The Wisconsin product came in with 4:04 left in the third quarter and Washington immediately went on a 19-0 run that cut a game-high 25-point deficit down to just six. In just over six minutes of play with the Wizards, Dekker had a 126.7 net rating. Obviously not sustainable, but mightily impressive. The forward finished with just two points on 1-of-3 shooting, a rebound, an assist, and two steals in 10 minutes of play. The effort he put forth was properly exemplified by his +20 differential and will be a reason he will become a favorite of Scott Brooks.

Brooks: Effort and energy and his motor. That’s just how he plays he obviously got a little winded out there, hasn’t played in a while. I liked what I saw he plays hard. You can tell he plays with a lot of enthusiasm and loves the game and it shows it’s really a simple game, you just have to play hard at it.

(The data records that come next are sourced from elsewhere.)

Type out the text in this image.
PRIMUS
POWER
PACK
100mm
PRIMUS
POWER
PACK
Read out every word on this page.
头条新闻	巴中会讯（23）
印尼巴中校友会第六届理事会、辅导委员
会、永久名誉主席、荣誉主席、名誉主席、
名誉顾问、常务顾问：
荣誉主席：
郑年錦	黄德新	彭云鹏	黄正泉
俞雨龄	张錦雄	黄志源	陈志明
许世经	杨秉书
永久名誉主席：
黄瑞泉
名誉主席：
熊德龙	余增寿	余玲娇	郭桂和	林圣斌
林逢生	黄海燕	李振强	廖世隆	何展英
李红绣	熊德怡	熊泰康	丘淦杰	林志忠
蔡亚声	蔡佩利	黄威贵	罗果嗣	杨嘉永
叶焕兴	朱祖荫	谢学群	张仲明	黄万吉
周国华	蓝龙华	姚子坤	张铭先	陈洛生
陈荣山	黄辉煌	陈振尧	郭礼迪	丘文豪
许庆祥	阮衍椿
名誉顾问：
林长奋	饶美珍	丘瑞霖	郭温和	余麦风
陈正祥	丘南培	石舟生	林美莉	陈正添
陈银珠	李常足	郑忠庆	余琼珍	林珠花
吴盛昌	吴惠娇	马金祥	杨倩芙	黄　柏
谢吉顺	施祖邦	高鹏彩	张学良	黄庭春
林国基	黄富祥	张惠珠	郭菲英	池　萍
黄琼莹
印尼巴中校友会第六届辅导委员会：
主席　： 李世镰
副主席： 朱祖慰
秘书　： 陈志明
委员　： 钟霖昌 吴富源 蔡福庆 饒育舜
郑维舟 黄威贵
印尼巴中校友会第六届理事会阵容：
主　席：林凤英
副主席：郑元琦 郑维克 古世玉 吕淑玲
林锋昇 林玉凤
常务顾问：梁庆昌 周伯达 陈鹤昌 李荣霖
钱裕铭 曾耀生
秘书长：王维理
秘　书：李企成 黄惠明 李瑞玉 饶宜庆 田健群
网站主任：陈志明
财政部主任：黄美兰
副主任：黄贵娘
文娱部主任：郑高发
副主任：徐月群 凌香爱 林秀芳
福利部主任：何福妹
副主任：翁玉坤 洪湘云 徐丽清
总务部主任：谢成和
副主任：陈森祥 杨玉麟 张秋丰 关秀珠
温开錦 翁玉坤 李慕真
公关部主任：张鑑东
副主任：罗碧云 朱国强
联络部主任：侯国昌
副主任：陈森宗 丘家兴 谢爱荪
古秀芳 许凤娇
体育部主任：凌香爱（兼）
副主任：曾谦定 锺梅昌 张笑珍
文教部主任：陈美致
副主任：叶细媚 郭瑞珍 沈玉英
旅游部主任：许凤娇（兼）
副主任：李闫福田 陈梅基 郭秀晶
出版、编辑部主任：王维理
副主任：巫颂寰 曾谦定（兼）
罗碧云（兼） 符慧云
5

Dekker: First time on the court in over a month and five days or something like that. I knew I was going to be rusty the one thing I could control was playing hard I thought I was able to do that and the guys matched that. Good things like that happen when we play hard like that. You have to take something positive tonight and see that’s the potential we can be. We had a big run there like I said, we can take some positives out of that.

Road Kelly Oubre continues to be a phenomenon

At this point, it is just funny how the now 23-year old looks like a savy NBA starter away from D.C., but an inefficient and raw wing during home games. In 12 home games this season, Oubre is averaging 9.2 points on 37.1 percent shooting from the field including a miserable 20.5 percent from beyond the arc. In 15 games on the road, he is averaging 15.5 points on 46.8 percent shooting including 37.2 percent from three. He is literally shooting better from three on the road than he is from the entire court at home. His usage percentage is not wildly dissimilar at home (20.8 percent) vs. on the road (21.2 percent), but he simply plays better on both ends of the court. Maybe he enjoys hearing that John Wall hates him from the opposing crowds? Imaging what the impending restricted free agent can do when he only has to play at the frigid Capital One Arena once or twice per season (because it is very possible Washington does not pony up the big bucks to keep a fourth draft pick in the organization).

Next Game: Washington returns home for their first game against the Boston Celtics on Wednesday.